Another example of how a user can interact with the print log 131-3 is as follows. When a print job 500 is printed, the print application 131-2 causes the printer to print out a link (e.g., an identifier) on some portion of the photograph. The portion will likely be on the back of the photograph but may be in any region of the photograph that can be read by a machine. The link is in a form that is machine readable and may be any item suitable for identifying a particular print job 300 of the print log 131-3. For instance, the link could include the file name, date printed, printer used, and the like. When the user happens to have the original or a copy of the print from the print job 300 on hand, and wants to access quickly the print settings for that print job 300, the user uses the camera on his mobile terminal 100 to take a picture of at least the portion of the print containing the link. It should also be noted that a separate camera could be used and the picture loaded into the mobile terminal 100 for analysis. The picture is analyzed (e.g., by the print application 131-2) to determine link information corresponding to the link, and the print log 131-3 is accessed to retrieve the correct print log entry (e.g., a print job 300). In one exemplary embodiment, the link information is a digital version (e.g., ASCII characters) of the link. In another exemplary embodiment, the link information is a data structure comprising information from the link. The link information is any information suitable for use to determine a corresponding print job 300. The access may entail a search for a print job 300 that corresponds to the link. Settings from the print job 300 are then used for a new print job 500. This process of determining print settings from a print of a previously printed print job is useful when the print log 131-3 for the user contains a large number of entries.

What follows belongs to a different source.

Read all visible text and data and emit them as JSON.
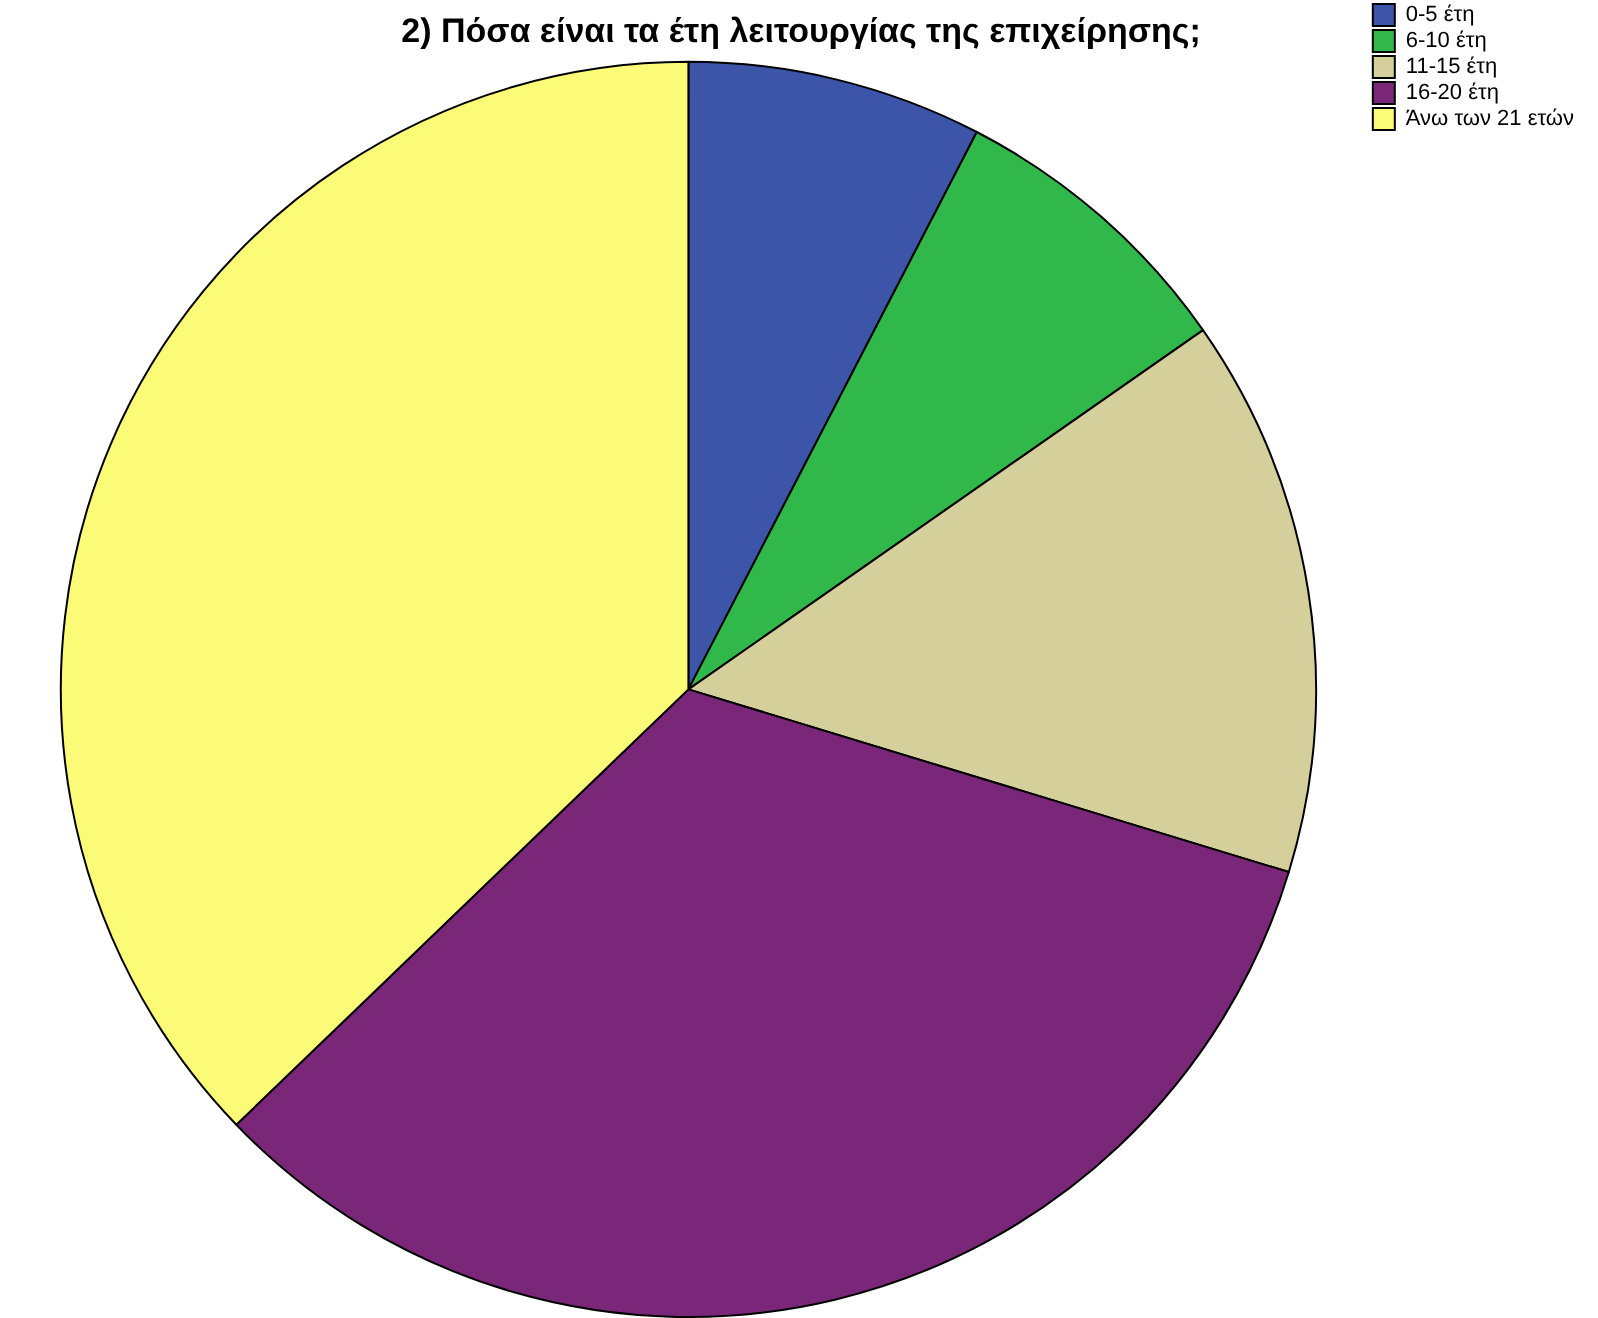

The foregoing description has provided by way of exemplary and non-limiting examples a full and informative description of the best method and apparatus presently contemplated by the inventors for carrying out the invention. However, various modifications and adaptations may become apparent to those skilled in the relevant arts in view of the foregoing description, when read in conjunction with the accompanying drawings and the appended claims. All such and similar modifications of the teachings of this invention will still fall within the scope of this invention. For instance, although mobile terminals have been discussed herein, the present techniques could apply to any apparatus from which a user can print. Another option would be to create a “batch” print job that uses settings from one print job to print a plurality of documents. In this way, an entire set of image documents could be printed using one set of settings from a print job. Although users have been describes as performing actions such as selection of print jobs and sorting the print queue 1314 or print log 131-3, scripts or other automatic programming tools could be used for such actions.

Furthermore, some of the features of the embodiments of this invention could be used to advantage without the corresponding use of other features. As such, the foregoing description should be considered as merely illustrative of the principles of the present invention, and not in limitation thereof.